Professor Brendan Simms teaches at both undergraduate and graduate level in the Department of Politics and International Studies (POLIS). His MPhil courses on the History of European Geopolitics use scenarios as part of the teaching and learning process. Professor Simms is a frequent contributor to print and broadsheet media. He has advised governments and parliaments, and spoken at Westminster, in the European Parliament (Brussels) and at think-tanks in the United Kingdom, the United States and in many Eurozone countries. Brendan Simms is the also founder and Director of the Centre for Geopolitics.

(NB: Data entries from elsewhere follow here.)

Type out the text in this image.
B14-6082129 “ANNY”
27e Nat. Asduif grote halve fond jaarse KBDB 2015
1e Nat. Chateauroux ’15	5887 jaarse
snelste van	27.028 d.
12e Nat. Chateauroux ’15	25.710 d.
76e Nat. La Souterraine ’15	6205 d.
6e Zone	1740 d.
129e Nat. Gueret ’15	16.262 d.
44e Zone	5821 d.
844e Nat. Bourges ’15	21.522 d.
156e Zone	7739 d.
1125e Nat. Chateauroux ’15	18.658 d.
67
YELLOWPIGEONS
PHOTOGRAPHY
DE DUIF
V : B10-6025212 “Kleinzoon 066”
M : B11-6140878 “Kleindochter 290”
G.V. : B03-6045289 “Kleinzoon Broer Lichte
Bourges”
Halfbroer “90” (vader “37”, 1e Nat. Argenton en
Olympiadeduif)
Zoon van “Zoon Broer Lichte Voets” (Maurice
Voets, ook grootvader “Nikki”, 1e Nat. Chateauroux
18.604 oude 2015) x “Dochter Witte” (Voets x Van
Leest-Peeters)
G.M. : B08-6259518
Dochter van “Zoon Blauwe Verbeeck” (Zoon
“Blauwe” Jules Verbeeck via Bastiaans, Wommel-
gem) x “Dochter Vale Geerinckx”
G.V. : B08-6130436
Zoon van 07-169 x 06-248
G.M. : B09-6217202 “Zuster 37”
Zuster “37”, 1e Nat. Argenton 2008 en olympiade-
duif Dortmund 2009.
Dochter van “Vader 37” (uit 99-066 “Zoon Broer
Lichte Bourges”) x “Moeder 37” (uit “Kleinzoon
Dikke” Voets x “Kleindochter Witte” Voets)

Professor Michael Cox Before being appointed to a Chair in International Relations at the London School of Economics (LSE) in 2002, Professor Cox taught for seven years at the Department of International Politics at the University of Wales Aberystwyth, and between 1972 and 1995 at The Queen’s University of Belfast. One of the founding Directors of LSE’s foreign policy think tank – LSE IDEAS - he is also an associate Fellow in the US and Americas Programme at Chatham House, London, a member of the Scholarly Advisory Board of the Gilder Lehrman Institute for American History in New York, and a visiting Professor at the Catholic University of Milan. The author, editor and co-editor of many books, his most recent work includes a collection of his own essays, The Post-Cold War World (2018), a new centennial edition of J. M.Keynes’s The Economic Consequences of the Peace (2019), a reissued edition of E.H. Carr’s 1945 classic Nationalism and After (2021), as well as Agonies of Empire: American Power from Clinton to Biden (2023) and two books with LSE Press: Afghanistan: Long War: Forgotten Peace (2022) and Ukraine: Russia’s War and the Future of Global Order (2023) His next book (co-edited) Chatham House: the First 100 Years, will be published by Oxford University Press in 2025.
More about the chair:
Dr John Nilsson-Wright is Associate Professor at the Faculty of Asian and Middle Eastern Studies (FAMES) at the University of Cambridge and an Official Fellow at Darwin College. He was Head of the Chatham House Asia Programme from March 2014 to October 2016 and has also been the Senior Research Fellow for Northeast Asia and Korea Foundation Fellow with Chatham House’s Asia-Pacific Programme. He is also a non-resident fellow at the Sejong Institute in Seoul, ROK; Senior Non-Resident Fellow at the Korea Centre, East Asia Institute, National University of Singapore (NUS); and a non-resident fellow at the Centre for North Korean Studies at the University of Vienna. His research focuses on Cold War history including US-Japan alliance ties, and the contemporary international relations and politics of Northeast Asia, with reference to Japan and the Koreas. In his policy work, he focuses on regional security and the changing nature of alliance relations in East Asia.